Quantum Wave Microscopy Unit would like to invite you to a seminar by Dr. Martin Cheung.

Time/Date: 13:30 - 14:30 Wednesday, October 30

Venue: Lab 1 Meeting Room C015 (Level C)

Speaker: Martin Cheung, Post-doctoral research assistant, University of Bristol

Seminar Abstract:

The Type III Secretion System (T3SS) plays a pivotal role in the virulence of many Gram-negative bacteria. Numerous genera of bacteria rely on this system for virulence and strains with dysfunctional systems have attenuated virulence. Bacteria utilising the T3SS include those involved in human, animal and plant pathogenesis. Shigella flexneri is the bacterial cause of shigellosis, the most acute form of bacterial dysentery. A global endemic, shigellosis is of particular burden in the developing world where it accounts for 75% of all diarrhoea related deaths.
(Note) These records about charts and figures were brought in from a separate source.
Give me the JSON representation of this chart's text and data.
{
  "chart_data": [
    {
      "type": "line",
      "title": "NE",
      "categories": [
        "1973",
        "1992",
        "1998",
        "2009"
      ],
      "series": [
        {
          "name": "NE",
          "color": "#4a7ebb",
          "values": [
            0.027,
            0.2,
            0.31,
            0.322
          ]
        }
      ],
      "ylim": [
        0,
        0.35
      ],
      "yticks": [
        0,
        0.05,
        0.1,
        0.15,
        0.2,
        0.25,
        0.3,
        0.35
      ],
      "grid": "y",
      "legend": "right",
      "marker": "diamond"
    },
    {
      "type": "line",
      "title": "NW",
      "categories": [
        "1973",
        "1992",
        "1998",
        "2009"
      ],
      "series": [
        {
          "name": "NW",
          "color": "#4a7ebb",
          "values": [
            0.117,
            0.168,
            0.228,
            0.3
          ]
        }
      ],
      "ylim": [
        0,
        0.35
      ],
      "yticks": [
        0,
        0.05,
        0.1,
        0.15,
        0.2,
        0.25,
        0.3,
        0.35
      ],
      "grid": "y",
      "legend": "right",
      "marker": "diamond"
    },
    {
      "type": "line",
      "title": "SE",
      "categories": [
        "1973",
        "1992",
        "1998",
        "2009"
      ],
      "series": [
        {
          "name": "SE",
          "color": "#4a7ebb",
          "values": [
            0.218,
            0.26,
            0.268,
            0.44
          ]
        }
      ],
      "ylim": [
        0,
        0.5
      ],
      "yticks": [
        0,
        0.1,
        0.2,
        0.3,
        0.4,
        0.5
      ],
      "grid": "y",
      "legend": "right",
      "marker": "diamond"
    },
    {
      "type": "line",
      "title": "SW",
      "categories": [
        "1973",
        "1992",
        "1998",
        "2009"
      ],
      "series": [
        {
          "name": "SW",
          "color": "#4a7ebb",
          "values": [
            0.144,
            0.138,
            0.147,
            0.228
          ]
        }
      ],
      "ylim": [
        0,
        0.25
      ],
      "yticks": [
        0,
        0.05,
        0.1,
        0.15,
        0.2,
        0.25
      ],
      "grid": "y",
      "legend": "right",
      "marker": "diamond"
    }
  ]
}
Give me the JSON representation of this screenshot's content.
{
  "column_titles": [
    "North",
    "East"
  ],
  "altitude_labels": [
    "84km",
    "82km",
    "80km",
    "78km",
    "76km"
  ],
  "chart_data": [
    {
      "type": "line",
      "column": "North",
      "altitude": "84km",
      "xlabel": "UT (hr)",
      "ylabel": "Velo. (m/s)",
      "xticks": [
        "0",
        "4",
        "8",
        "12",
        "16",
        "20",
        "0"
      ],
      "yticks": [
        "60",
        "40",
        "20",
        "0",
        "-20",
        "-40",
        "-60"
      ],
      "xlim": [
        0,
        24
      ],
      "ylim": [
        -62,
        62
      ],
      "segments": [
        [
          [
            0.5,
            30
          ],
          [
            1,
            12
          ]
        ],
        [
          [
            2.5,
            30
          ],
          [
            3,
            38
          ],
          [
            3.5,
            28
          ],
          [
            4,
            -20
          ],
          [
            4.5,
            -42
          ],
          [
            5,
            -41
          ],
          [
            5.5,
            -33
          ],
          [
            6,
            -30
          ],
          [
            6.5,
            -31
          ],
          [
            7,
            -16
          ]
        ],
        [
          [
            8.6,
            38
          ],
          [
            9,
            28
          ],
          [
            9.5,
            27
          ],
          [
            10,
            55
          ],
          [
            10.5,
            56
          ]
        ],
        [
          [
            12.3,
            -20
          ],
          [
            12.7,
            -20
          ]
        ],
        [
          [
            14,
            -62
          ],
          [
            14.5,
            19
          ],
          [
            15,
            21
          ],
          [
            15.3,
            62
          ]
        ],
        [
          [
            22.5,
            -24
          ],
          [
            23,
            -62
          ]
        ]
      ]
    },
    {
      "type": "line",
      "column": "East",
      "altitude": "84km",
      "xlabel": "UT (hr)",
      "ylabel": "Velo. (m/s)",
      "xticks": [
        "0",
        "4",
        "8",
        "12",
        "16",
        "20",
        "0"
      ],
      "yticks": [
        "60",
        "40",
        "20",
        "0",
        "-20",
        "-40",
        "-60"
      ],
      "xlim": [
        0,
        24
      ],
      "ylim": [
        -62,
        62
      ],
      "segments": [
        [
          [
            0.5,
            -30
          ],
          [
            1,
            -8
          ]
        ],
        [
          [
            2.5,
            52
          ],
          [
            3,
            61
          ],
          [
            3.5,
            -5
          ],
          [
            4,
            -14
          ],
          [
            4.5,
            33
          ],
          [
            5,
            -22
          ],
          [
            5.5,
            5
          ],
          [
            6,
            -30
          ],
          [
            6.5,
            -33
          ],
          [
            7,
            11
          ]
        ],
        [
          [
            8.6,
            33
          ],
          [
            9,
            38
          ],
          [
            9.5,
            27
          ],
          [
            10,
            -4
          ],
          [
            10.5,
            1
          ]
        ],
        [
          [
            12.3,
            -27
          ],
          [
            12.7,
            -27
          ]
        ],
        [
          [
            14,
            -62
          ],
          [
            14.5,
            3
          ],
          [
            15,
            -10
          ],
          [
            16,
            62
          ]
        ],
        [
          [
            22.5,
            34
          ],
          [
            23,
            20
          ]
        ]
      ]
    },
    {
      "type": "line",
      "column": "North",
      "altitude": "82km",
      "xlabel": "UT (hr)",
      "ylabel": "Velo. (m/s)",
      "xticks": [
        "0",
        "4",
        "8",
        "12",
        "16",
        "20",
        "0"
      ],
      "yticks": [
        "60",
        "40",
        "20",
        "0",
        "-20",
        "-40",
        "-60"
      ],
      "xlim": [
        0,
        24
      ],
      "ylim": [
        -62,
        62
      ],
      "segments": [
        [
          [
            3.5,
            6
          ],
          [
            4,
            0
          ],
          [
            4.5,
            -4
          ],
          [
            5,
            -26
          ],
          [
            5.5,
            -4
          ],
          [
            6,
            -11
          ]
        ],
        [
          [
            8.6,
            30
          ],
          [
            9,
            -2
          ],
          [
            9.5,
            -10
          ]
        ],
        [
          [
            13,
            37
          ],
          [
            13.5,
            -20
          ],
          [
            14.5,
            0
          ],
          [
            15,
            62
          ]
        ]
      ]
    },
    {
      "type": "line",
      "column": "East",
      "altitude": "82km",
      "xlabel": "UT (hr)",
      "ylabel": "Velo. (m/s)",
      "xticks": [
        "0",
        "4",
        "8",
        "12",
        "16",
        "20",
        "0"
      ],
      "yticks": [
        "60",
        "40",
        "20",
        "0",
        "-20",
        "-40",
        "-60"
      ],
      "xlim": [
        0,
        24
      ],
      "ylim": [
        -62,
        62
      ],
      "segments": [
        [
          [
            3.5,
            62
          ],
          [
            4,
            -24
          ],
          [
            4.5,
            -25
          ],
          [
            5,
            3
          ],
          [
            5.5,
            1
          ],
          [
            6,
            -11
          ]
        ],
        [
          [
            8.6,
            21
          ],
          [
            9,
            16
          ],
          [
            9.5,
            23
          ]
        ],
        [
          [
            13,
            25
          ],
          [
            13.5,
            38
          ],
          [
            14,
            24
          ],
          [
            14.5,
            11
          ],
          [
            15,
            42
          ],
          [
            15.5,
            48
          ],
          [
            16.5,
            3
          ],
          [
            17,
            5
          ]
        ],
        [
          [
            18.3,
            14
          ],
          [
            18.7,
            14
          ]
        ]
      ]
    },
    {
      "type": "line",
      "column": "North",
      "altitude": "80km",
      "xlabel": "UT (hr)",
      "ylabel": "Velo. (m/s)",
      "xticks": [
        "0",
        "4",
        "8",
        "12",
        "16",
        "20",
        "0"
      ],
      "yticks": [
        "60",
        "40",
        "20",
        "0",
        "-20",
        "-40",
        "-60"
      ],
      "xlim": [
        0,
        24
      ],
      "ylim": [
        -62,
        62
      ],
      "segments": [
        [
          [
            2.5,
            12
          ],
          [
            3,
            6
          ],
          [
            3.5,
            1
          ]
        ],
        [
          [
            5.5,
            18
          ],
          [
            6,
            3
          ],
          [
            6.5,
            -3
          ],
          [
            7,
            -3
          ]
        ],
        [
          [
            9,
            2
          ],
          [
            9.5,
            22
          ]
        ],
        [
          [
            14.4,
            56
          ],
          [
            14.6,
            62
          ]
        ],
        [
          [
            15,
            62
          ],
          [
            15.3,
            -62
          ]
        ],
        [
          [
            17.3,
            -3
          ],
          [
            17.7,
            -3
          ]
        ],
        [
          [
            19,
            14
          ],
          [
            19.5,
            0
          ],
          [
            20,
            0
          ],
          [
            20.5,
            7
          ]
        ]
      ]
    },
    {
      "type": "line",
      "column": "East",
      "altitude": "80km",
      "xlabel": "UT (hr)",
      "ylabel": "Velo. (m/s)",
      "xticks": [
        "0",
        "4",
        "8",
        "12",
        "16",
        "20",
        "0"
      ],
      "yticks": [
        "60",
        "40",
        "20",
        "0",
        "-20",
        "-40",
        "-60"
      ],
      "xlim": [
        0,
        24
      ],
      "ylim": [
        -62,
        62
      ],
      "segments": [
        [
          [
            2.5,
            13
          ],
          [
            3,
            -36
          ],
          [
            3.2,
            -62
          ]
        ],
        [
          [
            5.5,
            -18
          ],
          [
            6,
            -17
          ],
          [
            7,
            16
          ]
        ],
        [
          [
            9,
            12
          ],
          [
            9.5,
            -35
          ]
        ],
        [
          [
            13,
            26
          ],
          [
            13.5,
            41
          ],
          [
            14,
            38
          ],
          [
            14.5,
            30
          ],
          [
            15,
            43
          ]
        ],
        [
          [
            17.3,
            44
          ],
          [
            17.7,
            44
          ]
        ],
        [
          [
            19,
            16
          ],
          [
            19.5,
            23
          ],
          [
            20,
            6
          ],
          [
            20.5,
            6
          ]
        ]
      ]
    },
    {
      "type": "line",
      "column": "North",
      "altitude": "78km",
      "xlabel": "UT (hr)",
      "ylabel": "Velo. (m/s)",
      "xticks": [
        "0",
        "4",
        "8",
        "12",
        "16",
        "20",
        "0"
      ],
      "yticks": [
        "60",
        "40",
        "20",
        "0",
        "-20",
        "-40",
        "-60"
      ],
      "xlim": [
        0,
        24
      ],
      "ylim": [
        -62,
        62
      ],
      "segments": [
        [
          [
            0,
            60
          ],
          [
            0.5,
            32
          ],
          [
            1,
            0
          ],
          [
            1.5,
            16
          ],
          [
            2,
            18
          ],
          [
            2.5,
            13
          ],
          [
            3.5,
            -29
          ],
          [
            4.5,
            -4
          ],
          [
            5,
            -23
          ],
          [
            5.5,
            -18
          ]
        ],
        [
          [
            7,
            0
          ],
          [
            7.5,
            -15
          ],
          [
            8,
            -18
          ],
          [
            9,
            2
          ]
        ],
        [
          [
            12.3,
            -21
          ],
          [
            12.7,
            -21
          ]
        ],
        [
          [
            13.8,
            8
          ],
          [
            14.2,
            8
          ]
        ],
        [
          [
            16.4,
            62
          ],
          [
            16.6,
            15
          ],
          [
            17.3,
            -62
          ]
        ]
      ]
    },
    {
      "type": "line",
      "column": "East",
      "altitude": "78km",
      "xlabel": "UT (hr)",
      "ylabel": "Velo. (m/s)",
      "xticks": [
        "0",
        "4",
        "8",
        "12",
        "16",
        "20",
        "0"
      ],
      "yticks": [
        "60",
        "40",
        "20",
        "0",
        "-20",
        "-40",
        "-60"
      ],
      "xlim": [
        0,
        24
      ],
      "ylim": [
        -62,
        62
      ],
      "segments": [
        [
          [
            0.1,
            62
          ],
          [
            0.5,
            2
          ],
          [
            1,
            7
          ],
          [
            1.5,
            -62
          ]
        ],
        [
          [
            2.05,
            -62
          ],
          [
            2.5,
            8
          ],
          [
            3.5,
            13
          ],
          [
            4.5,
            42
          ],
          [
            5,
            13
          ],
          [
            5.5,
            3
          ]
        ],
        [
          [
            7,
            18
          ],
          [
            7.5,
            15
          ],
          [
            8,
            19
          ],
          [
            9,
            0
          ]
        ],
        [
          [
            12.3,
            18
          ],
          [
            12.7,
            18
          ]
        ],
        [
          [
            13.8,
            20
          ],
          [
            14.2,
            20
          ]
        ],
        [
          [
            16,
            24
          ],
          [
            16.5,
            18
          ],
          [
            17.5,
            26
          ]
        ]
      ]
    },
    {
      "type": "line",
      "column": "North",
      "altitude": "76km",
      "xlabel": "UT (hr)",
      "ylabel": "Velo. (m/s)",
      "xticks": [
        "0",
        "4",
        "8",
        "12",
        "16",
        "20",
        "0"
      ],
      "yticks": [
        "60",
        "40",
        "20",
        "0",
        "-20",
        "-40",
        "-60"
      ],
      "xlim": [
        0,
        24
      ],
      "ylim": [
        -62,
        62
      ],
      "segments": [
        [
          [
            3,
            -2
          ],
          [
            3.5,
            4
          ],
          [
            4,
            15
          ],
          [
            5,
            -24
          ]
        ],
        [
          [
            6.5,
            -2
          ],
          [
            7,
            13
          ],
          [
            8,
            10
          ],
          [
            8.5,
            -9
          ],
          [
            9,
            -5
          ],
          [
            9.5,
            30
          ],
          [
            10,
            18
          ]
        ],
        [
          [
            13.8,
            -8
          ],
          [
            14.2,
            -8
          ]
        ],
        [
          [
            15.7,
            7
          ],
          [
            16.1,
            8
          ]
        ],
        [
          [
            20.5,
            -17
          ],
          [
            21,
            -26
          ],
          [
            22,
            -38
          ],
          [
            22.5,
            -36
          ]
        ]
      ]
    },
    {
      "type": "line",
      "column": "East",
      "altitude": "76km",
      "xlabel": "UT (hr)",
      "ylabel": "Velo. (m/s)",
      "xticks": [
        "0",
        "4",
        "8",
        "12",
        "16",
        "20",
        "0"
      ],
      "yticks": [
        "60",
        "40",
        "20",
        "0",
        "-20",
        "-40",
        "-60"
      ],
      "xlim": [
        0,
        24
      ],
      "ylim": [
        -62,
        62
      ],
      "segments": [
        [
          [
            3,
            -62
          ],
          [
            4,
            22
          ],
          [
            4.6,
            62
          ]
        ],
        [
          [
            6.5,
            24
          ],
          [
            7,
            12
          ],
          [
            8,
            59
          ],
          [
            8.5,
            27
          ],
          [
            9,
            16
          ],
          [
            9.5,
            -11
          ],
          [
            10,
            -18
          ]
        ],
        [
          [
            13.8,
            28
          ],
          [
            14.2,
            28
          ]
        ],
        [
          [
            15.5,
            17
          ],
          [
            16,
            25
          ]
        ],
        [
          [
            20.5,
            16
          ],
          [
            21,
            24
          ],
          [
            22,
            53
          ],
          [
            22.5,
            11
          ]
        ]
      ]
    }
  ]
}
The widespread use of the T3SS by pathologic bacteria reflects its importance in virulence and it is therefore not difficult to see the T3SS as a potential target for new antimicrobials and vaccines. A “molecular syringe”, the T3SS is a 3.5MDa transmembrane complex that allows for the direct transfer of proteins from the bacterial cytoplasm into the host cell. The three main components of the T3SS are (i) the base that spans both bacterial membranes, (ii) needle, which emanates 50nm from the cell surface and (iii) tip complex (TC) that forms a pore in the host cell membrane. To aid the rational design and discovery of inhibitors of T3SSs, much research is being invested in defining the structure of the T3SS and relating this structural knowledge to its function. Of particular interest is the activation mechanism and signal transduction through the system.

During my PhD, I used electron microscopy to study the three key components of the T3SS. Utilitsing negative stain EM, we were able to produce 20 - 25 Å density maps of the TC in wild-type and activated states, revealing for the first time its asymmetrical architecture. We were also able to produce a 3D reconstruction of the needle to 7 Å, allowing for direct visualisation of how the needle subunit is able to polymerise into an extended structure. The new structural information gained during my PhD has allowed us to develop theories into how the T3SS functions and has paved the way for the development of drugs specifically targeting this system.